Le ministre de l’Économie, de l’Entrepreneuriat et de l’Artisanat, Darko Horvat, a déclaré jeudi que aujourd’hui n’est pas le jour de décision pour Uljanik, et qu’une solution doit être trouvée par des efforts conjoints dans les jours à venir.
Lorsqu’on lui a demandé par des journalistes si aujourd’hui est le « D-day » pour Uljanik, Horvat a répondu négativement, disant que les discussions sont en cours et continueront.
« Étant donné combien le problème de la construction navale a persisté et s’est développé en Croatie, je suis sûr qu’il ne peut pas être résolu en un jour par un simple mécanisme, » a déclaré Horvat aux journalistes à son arrivée au bâtiment du Gouvernement pour une réunion avec la direction d’Uljanik.
Lorsqu’on lui a demandé combien de temps Uljanik peut résister sans faire faillite, il a répondu qu’en vertu de la législation croate, c’est trois mois.
Lorsqu’on lui a demandé s’il pense qu’il est possible de tenir trois mois, Horvat a dit non, et c’est pourquoi une solution est recherchée.
Lorsqu’on lui a demandé quel modèle serait utilisé pour aider le groupe Uljanik, étant donné qu’il a déjà été établi que CERP et HBOR ne peuvent pas participer, le ministre a déclaré qu’il n’avait même pas envisagé CERP, car il a été résolument rejeté par le ministre des Biens d’État, Goran Marić.
En ce qui concerne HBOR, Horvat a déclaré aux journalistes aujourd’hui avant la session du Gouvernement qu’à ce moment, dans le cadre des solutions que cette banque de développement peut offrir, « il n’y a tout simplement pas de cadre juridique » sur la base duquel un prêt ou un nouveau crédit pourrait être accordé à un partenaire stratégique ou à Uljanik sans aucune garantie réelle.

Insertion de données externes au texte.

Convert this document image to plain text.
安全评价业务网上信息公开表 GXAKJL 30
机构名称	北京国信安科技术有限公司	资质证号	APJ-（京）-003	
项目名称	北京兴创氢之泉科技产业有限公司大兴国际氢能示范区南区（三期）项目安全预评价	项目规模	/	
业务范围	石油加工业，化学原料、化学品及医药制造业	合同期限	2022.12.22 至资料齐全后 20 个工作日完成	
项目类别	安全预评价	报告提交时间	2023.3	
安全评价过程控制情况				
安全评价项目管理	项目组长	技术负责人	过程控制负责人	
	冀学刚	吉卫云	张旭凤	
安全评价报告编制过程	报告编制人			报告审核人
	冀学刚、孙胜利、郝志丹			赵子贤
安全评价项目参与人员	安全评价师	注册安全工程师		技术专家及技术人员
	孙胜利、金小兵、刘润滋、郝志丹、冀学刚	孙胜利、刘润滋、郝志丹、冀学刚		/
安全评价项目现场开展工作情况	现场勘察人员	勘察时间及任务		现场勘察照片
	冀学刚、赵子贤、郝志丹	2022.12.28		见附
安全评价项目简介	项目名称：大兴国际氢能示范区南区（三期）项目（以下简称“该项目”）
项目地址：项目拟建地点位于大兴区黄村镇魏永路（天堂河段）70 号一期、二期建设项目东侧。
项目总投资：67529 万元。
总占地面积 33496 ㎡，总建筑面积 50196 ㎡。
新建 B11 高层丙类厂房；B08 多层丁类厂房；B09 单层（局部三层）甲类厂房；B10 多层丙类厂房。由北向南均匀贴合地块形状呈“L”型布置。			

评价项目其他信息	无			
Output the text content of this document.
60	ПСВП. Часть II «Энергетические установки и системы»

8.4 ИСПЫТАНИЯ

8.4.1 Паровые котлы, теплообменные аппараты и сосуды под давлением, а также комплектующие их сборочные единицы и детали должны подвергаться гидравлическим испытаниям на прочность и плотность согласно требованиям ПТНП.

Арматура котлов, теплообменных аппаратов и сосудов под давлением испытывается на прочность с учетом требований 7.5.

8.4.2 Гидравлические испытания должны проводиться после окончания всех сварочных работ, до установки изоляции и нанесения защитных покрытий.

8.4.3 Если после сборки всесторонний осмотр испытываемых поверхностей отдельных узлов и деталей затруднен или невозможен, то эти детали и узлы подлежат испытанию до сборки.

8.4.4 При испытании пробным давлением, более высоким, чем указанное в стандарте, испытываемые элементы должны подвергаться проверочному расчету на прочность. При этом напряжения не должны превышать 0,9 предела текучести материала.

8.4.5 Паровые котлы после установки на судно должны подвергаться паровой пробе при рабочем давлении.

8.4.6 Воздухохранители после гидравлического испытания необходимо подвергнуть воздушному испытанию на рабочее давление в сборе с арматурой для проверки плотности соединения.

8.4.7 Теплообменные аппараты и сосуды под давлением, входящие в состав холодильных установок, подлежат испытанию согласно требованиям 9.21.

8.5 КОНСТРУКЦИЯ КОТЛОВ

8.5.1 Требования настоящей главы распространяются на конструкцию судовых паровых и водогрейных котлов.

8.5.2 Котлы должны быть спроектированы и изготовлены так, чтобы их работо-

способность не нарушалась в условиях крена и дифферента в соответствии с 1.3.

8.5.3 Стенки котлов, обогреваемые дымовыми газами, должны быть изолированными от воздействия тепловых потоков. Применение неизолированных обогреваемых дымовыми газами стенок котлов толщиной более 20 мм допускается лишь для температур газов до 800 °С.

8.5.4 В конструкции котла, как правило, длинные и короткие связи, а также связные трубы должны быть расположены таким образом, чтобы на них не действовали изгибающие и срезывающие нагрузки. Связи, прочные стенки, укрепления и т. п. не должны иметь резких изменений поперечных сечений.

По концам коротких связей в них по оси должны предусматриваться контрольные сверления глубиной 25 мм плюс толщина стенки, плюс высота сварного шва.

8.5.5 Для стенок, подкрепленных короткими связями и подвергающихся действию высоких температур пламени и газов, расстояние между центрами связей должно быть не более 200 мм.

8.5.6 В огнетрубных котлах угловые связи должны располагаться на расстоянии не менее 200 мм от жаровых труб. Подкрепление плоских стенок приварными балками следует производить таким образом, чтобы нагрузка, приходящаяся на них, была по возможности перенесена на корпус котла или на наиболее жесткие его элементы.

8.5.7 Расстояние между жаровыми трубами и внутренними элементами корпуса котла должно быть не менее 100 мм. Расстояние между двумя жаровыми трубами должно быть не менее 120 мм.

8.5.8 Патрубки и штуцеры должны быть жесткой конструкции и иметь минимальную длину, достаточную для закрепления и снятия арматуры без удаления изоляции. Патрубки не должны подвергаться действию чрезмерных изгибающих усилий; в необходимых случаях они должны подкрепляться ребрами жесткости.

Horvat a souligné que nous sommes dans une phase très sensible où la Commission européenne surveille à la fois les rapports médiatiques et ceux du Gouvernement. Il a appelé les journalistes à faire preuve de collégialité pour faciliter les choses des deux côtés, et que dans les jours à venir, par des efforts conjoints, une solution devrait être trouvée principalement pour le bénéfice des travailleurs d’Uljanik et de 3. Maj, ce qui sera « le moins coûteux pour la République de Croatie, avec le moins de dommages collatéraux, et pour assurer la survie de la construction navale à Pula et Rijeka. »
Le ministre Horvat a déclaré aujourd’hui avant la session du Gouvernement qu’il souhaite la survie de la construction navale à la fois à Rijeka et à Pula, mais pas de cette manière, et qu’après la présentation d’aujourd’hui à la direction et au partenaire stratégique des modèles dans lesquels des solutions sont recherchées, le Gouvernement sera prêt pour une décision finale.
« Après aujourd’hui, et la présentation à la direction puis au partenaire stratégique des modalités dans lesquelles nous cherchons une solution, je crois que nous serons prêts pour une décision finale sur ce qu’il faut faire avec Uljanik et 3. Maj, » a déclaré Horvat en entrant dans les Banski dvori.
Il a déclaré que le Gouvernement envisage actuellement et souhaite la survie de la construction navale à la fois à Rijeka et à Pula, mais pas de cette manière.
« Nous voulons que la construction navale devienne rentable. La preuve en est Viktor Lenac et Brodosplit. Dans les modèles de privatisation que Viktor Lenac et Brodosplit ont traversés, nous recherchons également une solution pour Pula et Rijeka, » a déclaré Horvat.